From the archives: Unconstrained Government

Any serious analysis of the structural causes of India’s dysfunction has to refer to the institutional deficiencies. One major causal factor is that the government has practically no constraints on it. An unconstrained government has the power to effect radical change if it so desired, or to impose the status quo by not allowing any innovation or dissent. The content of the actions of an unconstrained government, therefore, matters immensely.

Unconstrained government power is wonderful provided good and wise people govern. But good and wise people, by their very nature, are the exception in the population, and even rarer in government. Given that an unconstrained government has the power to extract and exploit riches from the economy, the most avaricious and the most corrupt can be expected to compete for the power to govern. The outcome is predictable: a kakistocracy — the government of the least capable and the most corrupt.

Where the Worst can do the Least Harm

A government that has severely limited powers avoids that fate. If being in government does not provide opportunities to enrich oneself (and one’s extended family in a foreign country which gave pizza to the world, for example), then it is possible that the power-hungry will rationally stay away. That does not guarantee anything other than that it allows space for the good and the wise to at least have a shot at governing. It’s up to the collective wisdom of the people to elevate the good and the wise.

But instead of having a powerful government where the best kind of leaders can do great things, it is better to design a government where the worst kind of leaders can do the least harm. That means curtailing the powers of the government.

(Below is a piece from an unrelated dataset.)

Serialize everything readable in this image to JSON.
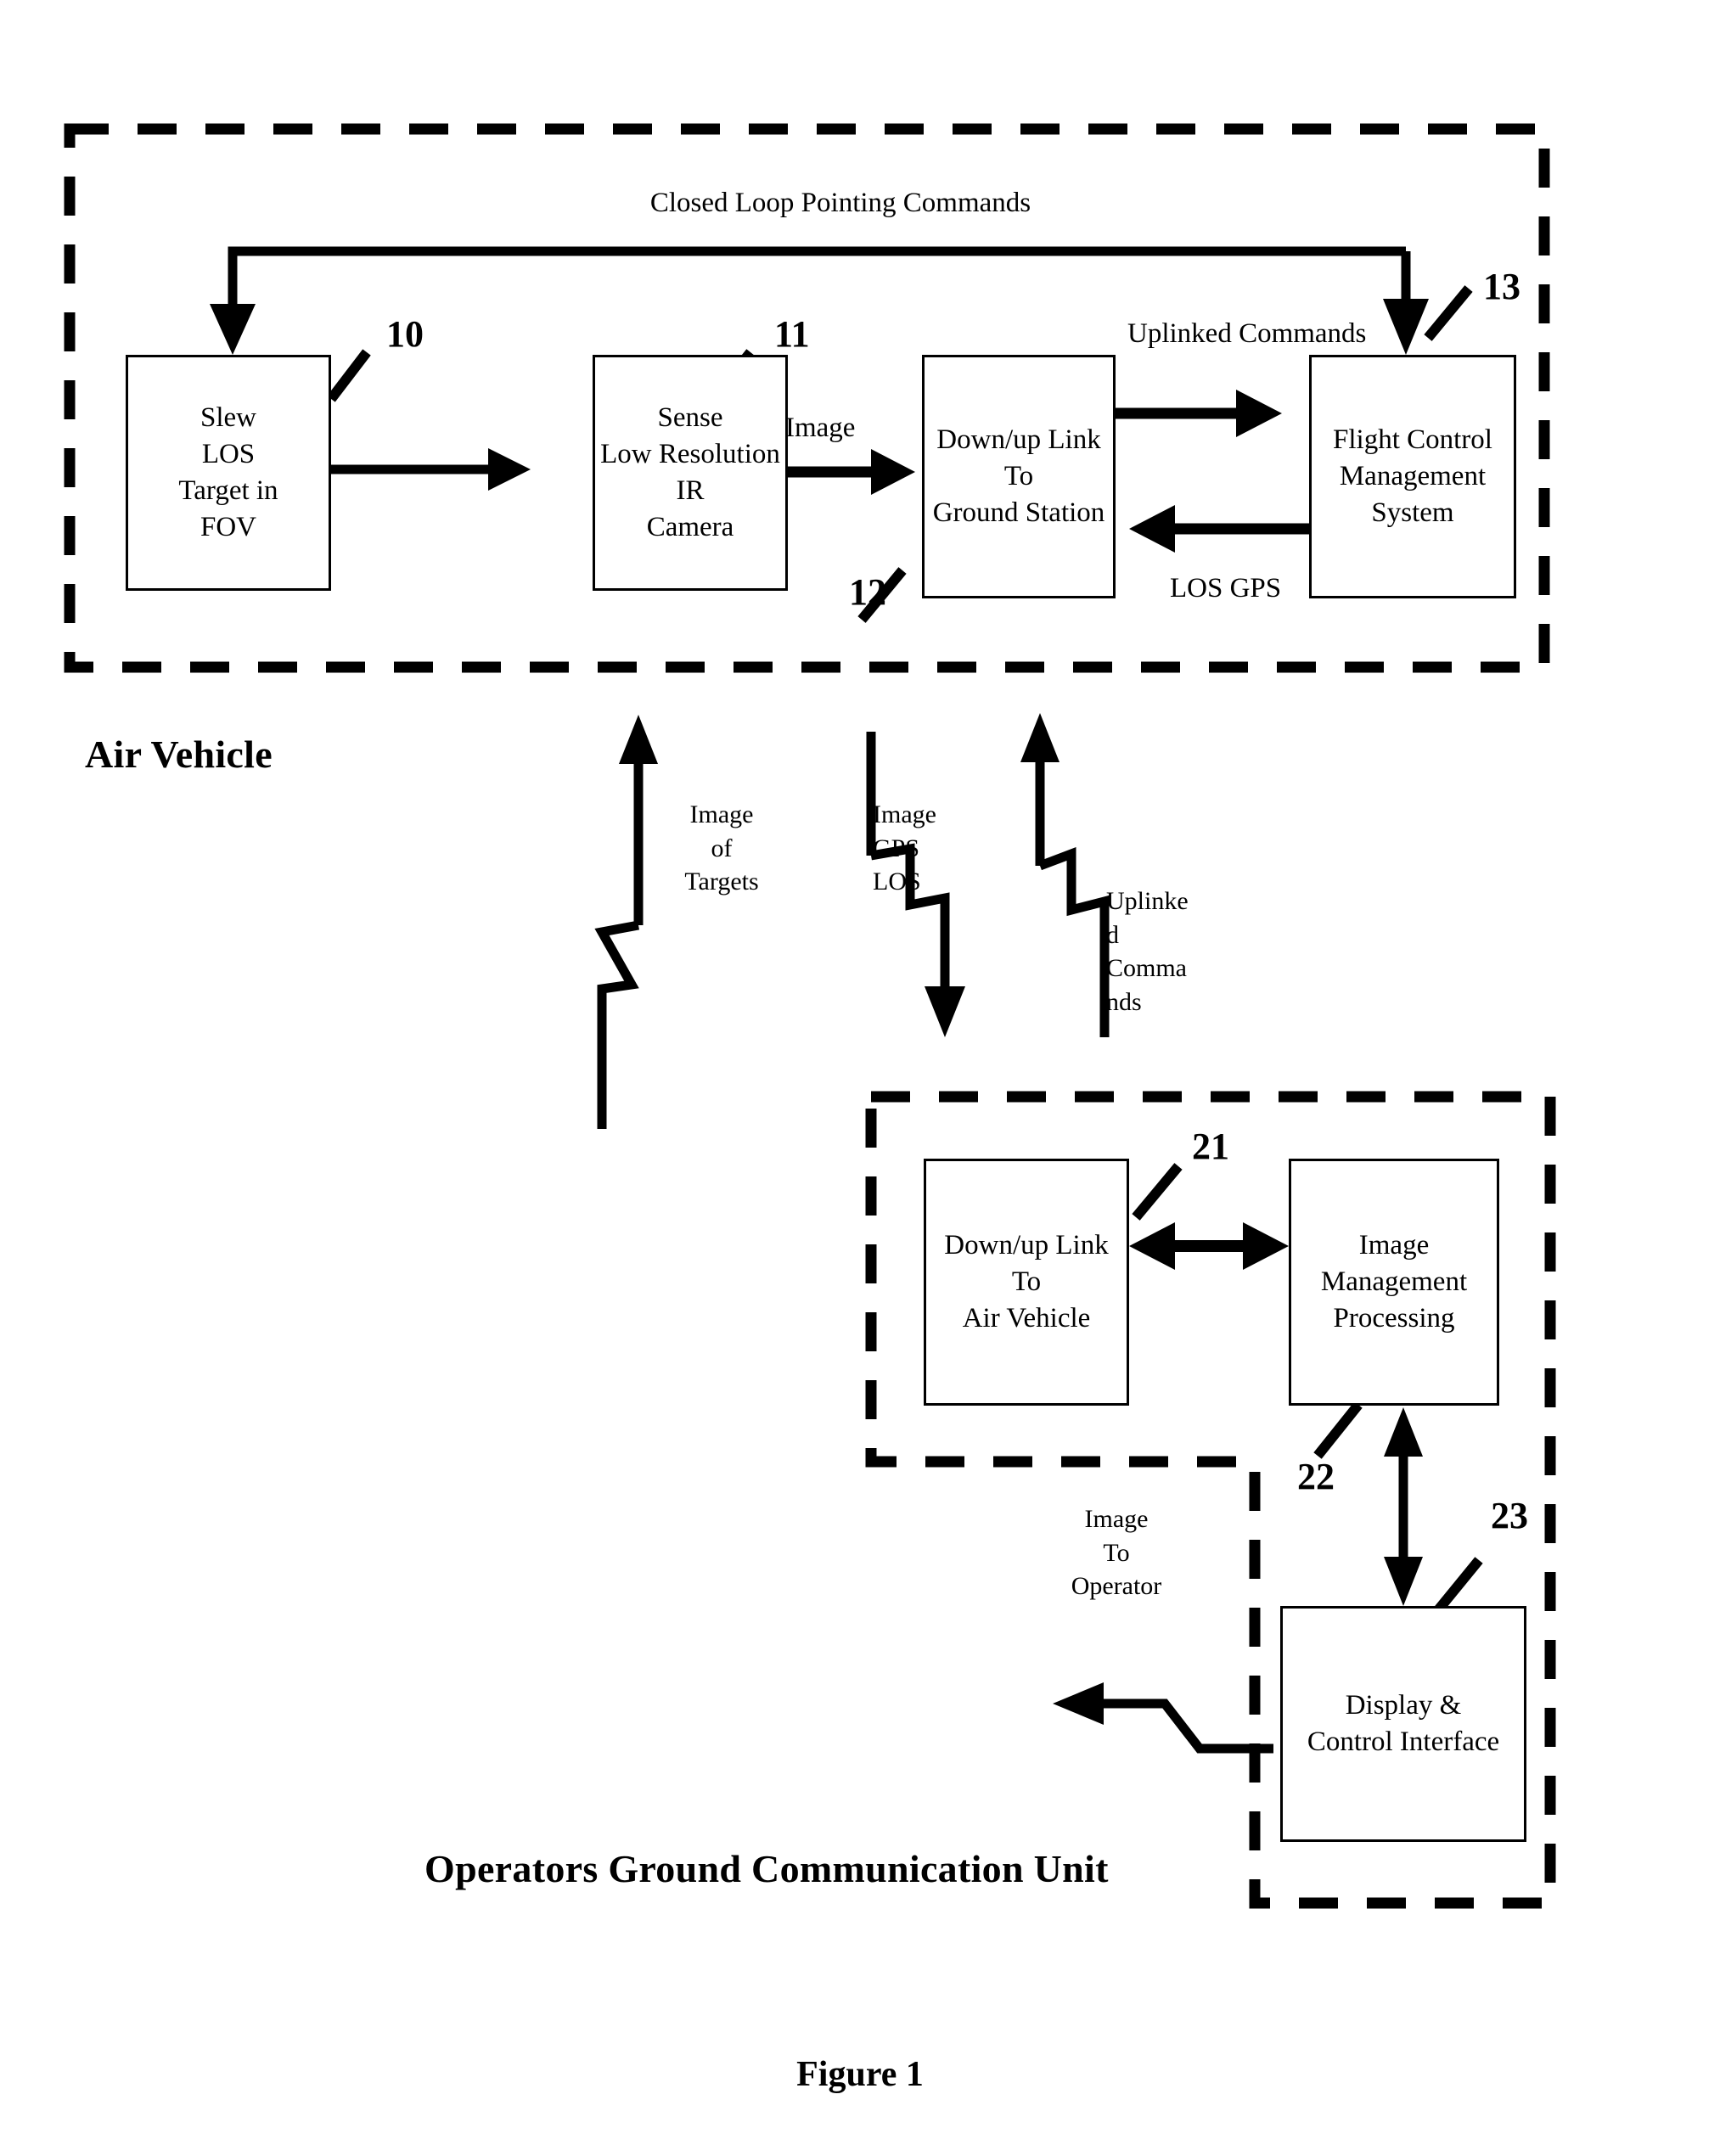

Non-discrimination and Non-interference

It is easy to specify necessary constraints on the government. First, the government must be forbidden to discriminate among citizens in any way — religion, socio-economic status or any other group identity. All citizens must be equal not just before the law but also before the government.

Second, the government must not interfere in the economy. The economy needs to have an agency that will punish with force any instance of fraud and enforce contracts. The economy is a game among competitors who are people and firms. To ensure fairness of the game, the government has to be the impartial referee. Prohibiting the government from interfering the economy means that government cannot itself become a player in the game. Allowing the government to play in the game is idiotic and those who allowed the Indian government to do so were insane or stupid, or more likely both.

A Systemic Problem

Indians have been on an unending quest — to find good leaders who will govern wisely. It’s unfortunately futile. The search for the good and the wise is OK in other domains but not in the matter of government because even if they do find the good person, the power that comes with being in government always corrupts. Once a person (good or bad) reaches the pinnacle of power, it’s human nature to seek to retain and enlarge that power. And that ensures that continued expansion of governmental power, which attracts the dregs of humanity to governance.

It’s not Modi’s fault. It’s not even the fault of any particular political party. It’s systemic, not idiosyncratic. It’s in the DNA of the organism. You cannot grow a dwarf into a normal sized person by changing the diet or replacing the cook; the dwarf’s constitution dictates how he will grow. The DNA of the Indian government is written in the constitution. The names and other particulars of the leaders that the system selects change but their fundamental core characteristics don’t change because that’s what the system selects.

Author: Atanu Dey

Economist.

4 thoughts on “From the archives: Unconstrained Government”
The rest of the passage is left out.